No início, essa preservação passou pelo verbo, pelos textos, pelas tradições. Por aquilo que os judeus mantinham como seu enquanto absorviam outras identidades nacionais. Na Europa, o século XIX mostrou-lhes a sua ambiguidade quando, a par de uma integração social e económica, surgiu a rejeição. “Eles eram alemães, austríacos, franceses, cidadãos europeus. Tinham aderido a um ideal de integração que não se cumpriu. Estavam num limbo identitário”, diz Avraham Milgram, historiador do Instituto Internacional de Estudos sobre o Holocausto do Yad Vashem. Na Europa do leste, um antissemitismo nacionalista e secular tornava-se cada vez mais violento, “em especial após a Grande Guerra, quando o desmembramento dos grandes impérios deu lugar aos Estados-nação, em que se cria uma combinação de território, Estado, língua e religião, e dos quais os judeus ficam de fora, alheios ao projeto nacional”.

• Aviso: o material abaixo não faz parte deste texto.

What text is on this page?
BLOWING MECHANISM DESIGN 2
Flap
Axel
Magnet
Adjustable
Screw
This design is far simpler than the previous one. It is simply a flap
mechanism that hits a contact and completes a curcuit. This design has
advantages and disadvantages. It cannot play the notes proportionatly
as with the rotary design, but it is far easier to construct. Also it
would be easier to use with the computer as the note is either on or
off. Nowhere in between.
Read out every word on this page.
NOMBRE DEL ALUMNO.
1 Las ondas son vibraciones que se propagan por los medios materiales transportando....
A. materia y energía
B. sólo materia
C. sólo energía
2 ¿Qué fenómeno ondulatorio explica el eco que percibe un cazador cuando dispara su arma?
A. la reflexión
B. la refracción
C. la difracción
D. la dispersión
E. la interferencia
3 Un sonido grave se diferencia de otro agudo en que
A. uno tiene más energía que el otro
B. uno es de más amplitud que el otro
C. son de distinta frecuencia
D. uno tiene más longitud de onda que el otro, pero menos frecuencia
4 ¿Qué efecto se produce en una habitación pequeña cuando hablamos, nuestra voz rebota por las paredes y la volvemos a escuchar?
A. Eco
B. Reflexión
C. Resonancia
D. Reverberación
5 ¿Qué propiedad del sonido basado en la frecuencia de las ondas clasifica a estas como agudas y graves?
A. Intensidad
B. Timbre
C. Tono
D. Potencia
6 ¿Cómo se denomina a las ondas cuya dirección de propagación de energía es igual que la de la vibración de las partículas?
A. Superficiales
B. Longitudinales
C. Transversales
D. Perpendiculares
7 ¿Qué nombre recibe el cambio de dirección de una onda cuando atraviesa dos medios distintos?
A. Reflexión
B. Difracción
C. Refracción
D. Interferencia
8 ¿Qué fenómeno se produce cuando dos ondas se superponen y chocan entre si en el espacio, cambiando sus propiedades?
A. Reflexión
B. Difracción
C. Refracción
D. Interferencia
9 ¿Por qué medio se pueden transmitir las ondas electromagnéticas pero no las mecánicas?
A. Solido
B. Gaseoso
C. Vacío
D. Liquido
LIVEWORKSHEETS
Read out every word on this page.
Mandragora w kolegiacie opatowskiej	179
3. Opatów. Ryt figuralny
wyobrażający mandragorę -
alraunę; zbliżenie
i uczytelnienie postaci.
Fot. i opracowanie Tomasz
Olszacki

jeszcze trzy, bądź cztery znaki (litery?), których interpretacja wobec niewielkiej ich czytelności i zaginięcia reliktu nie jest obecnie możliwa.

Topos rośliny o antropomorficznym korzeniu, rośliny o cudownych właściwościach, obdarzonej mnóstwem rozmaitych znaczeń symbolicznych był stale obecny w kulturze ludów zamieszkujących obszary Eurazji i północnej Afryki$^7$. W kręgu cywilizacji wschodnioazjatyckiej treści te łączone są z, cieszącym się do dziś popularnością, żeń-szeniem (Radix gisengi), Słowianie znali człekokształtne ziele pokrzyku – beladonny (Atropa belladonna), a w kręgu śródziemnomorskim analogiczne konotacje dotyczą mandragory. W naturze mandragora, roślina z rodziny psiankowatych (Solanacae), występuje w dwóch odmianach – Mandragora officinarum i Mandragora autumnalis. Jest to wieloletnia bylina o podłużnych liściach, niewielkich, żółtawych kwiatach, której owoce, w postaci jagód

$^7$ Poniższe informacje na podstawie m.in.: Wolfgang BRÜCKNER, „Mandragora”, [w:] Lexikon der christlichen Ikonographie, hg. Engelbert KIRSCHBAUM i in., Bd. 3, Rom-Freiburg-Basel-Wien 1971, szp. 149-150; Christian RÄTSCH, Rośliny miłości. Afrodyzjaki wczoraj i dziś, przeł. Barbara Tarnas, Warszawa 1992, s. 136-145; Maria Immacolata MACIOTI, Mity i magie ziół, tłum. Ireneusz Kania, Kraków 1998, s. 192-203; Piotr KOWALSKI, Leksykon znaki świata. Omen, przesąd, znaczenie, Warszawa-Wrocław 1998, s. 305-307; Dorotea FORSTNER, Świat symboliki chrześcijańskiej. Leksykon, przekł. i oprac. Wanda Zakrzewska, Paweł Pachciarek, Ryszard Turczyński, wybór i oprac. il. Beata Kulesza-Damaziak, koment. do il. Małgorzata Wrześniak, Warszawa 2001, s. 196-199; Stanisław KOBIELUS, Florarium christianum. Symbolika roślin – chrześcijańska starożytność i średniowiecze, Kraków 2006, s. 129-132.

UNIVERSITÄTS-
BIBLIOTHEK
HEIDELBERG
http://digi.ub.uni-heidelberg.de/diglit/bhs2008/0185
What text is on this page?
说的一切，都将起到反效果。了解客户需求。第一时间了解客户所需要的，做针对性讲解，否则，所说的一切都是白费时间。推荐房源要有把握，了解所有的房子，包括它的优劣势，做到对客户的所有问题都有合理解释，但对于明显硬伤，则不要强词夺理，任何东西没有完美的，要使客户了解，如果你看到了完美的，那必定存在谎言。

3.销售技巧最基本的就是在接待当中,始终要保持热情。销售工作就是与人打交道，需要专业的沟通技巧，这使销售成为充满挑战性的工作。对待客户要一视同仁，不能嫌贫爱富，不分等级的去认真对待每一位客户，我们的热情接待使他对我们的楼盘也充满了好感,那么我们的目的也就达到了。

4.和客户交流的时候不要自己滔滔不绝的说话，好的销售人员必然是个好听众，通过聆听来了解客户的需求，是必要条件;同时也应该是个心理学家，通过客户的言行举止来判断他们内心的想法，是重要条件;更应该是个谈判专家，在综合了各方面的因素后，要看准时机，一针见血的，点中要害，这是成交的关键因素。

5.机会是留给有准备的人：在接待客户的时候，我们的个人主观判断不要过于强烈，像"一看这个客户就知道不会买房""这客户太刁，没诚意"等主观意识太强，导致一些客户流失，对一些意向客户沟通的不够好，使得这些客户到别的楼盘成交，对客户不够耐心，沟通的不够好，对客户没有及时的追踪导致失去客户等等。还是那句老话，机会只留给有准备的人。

Assim, os judeus, cuja ideia de nação era sobretudo a expressão nostálgica, cultural, de um exílio que não colocavam verdadeiramente em causa, começaram a mudar de direção. O que daí surgiu chamou-se ‘sionismo’, um movimento nascido em finais do século XIX e impulsionado pelo austríaco Theodor Herzl, que defendia a normalização da situação anormal dos judeus da Europa e a sua fixação num território onde pudessem construir um país. Localizar esse território na Palestina do mandado britânico advinha não só do facto de já aí existirem comunidades judias: a lógica da exclusão de partes fazia com que, descartada a Europa, fizesse sentido que a terra de retorno fosse aquela com a qual mantinham ligações históricas. Porém, esta mudança fez-se muito gradualmente — “demasiado tarde”, frisa A. B. Yehoshua, recordando que grande parte das comunidades judaicas europeias não aderiu ao sionismo. No livro “Uma História de Amor e Trevas”, o escritor Amos Oz conta como o avô lituano, que passou a vida adulta em Odessa, deparava-se na rua com cartazes com a frase “judeus, vão para a Palestina”. A mãe, natural de uma aldeia ucraniana conquistada pelos polacos, frequentara um liceu sionista Tarbut, já em língua hebraica — e Oz relata como estas instituições eram encorajadas pelas autoridades locais, por contribuírem para “resolver” o problema judeu.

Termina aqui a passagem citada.